Paradoxical Frog ha terminado siendo uno de los discos de 2010 que más me ha impactado y que no me canso de escuchar. En él se reunían tres personalidades en alza, la pianista canadiense Kris Davis, la saxofonista alemana Ingrid Laubrock y el batería norteamericano Tyshawn Sorey. Devorando estos días la amplia trayectoria discográfica de cada uno de ellos casi al completo, me ha parecido que se podía intuir una afinidad de ideas que cuajó en esta obra excepcional. Este vídeo en dos partes grabado en el festival de Moers es una muestra de su música serena e hipnótica pero con ráfagas de inusitada violencia. 


sábado, 12 de febrero de 2011

Kris Davis - Good Citizen (Fresh Sound NT, 2010)

La pianista canadiense Kris Davis lleva una década codeándose con algunos de los nombres más solicitados de la escena neoyorquina. En 2010 tuvo su gran año con tres estupendas grabaciones con diferentes tríos en las que dejaba entrever su estilo versátil, que se adapta con facilidad a diversas situaciones. En Three, con el SKM (Stephen Gauci al saxo y Michael Bisio al contrabajo), tendía al pianismo torrencial de corte tayloriano, mientras que en el deslumbrante Paradoxical Frog (Ingrid Laubrock al saxo y Tyshawn Sorey a la batería), se dejaba llevar en algunas piezas hacia la música contemporánea de John Cage y Morton Feldman.
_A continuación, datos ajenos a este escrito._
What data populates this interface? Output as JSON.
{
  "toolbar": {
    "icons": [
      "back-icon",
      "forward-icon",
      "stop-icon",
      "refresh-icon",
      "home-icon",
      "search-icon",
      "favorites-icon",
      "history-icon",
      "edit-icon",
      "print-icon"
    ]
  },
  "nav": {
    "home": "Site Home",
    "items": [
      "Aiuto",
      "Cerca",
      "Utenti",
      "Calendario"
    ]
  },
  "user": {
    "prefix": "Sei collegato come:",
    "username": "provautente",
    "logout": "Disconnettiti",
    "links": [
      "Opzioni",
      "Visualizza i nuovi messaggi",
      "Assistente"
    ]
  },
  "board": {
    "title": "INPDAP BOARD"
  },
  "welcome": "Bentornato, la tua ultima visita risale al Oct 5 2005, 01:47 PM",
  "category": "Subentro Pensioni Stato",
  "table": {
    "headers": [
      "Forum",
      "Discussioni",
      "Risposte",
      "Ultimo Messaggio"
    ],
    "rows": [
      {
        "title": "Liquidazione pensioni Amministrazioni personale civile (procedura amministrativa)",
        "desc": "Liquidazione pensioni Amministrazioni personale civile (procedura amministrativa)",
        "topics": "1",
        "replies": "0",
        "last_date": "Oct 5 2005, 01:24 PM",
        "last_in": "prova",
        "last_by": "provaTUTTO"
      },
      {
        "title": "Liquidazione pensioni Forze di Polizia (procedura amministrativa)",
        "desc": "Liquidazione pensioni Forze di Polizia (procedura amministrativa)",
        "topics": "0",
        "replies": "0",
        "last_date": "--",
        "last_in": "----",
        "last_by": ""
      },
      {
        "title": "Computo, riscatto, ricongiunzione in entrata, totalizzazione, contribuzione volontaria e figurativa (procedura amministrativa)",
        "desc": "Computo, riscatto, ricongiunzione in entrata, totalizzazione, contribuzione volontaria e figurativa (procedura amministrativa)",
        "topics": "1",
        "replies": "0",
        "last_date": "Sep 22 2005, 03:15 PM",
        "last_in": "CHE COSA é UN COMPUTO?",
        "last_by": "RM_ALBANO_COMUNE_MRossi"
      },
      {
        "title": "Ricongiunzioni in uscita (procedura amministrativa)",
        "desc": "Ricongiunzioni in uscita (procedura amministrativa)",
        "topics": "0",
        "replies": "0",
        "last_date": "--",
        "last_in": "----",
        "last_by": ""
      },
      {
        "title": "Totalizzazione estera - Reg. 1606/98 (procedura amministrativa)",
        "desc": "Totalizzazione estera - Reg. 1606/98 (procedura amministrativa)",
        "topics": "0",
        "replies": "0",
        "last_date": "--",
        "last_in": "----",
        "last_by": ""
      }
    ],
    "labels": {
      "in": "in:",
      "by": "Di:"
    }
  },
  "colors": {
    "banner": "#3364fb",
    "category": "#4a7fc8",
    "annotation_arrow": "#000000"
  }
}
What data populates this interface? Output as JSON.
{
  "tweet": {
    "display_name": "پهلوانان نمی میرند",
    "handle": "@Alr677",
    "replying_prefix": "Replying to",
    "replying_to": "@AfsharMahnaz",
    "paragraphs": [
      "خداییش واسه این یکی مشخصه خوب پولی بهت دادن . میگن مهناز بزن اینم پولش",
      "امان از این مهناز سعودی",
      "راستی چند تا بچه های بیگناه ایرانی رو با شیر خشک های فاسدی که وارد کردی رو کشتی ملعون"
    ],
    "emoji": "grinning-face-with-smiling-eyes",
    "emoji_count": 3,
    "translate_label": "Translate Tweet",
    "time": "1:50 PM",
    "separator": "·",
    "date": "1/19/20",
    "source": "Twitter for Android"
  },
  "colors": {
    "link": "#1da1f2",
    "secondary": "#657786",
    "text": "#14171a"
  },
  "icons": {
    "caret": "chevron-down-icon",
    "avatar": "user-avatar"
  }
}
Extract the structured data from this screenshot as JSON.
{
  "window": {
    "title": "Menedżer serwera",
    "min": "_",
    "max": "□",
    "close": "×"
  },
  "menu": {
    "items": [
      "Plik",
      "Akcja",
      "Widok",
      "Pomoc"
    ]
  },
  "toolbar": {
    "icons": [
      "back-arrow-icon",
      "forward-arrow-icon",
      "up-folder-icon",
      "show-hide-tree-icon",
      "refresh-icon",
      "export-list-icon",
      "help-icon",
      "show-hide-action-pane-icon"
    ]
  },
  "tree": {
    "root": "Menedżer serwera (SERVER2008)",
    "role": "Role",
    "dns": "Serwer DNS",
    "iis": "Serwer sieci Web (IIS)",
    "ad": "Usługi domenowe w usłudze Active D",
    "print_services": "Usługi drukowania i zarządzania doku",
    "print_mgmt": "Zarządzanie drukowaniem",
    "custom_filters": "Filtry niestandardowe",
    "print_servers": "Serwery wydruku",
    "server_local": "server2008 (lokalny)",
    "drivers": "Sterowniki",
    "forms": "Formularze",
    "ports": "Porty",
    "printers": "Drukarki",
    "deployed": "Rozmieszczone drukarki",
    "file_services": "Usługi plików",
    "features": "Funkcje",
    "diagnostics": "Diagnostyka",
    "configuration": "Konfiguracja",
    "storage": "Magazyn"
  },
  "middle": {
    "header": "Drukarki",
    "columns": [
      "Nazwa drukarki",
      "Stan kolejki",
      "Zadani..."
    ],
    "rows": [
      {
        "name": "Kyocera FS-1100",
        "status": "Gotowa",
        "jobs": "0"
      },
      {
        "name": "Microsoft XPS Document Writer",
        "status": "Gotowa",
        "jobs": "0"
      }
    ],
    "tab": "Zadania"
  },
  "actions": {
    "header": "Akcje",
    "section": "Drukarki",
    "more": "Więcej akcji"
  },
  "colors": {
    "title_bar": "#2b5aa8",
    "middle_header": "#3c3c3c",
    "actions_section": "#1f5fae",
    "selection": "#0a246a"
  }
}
Este Good Citizen, cuarta entrega para el sello barcelonés Fresh Sound y primera con la clásica fomación de trío de piano, contrabajo y batería, es quizás el más personal de los tres y el que mejor resume sus distintas tendencias. Es difícil pensar en una rítmica más solvente, a la que deja amplio espacio para el lucimiento, que la que la secunda aquí: John Hebert, que se dio a conocer acompañando al gran Andrew Hill, y el veterano Tom Rainey, habitual de Tim Berne y de Fred Hersch, pero que no es ajeno a contextos más libres como demostró en su debut como líder Pool School. Davis no oculta su formación clásica y no desdeña momentos más líricos de lo habitual, pero en mis temas preferidos exhibe su toque más percusivo: Where Does That Tunnel Go, que puede recordar a Jason Moran, o la monkiana B Side. Otra de sus composiciones más notables es la enérgica The Iron Spider, que sin embargo palidece comparada con la vehemencia de la versión contenida en Paradoxical Frog. Lo mejor que se puede decir de este disco es que parece solo un aperitivo, se hace corto y te deja con ganas de más.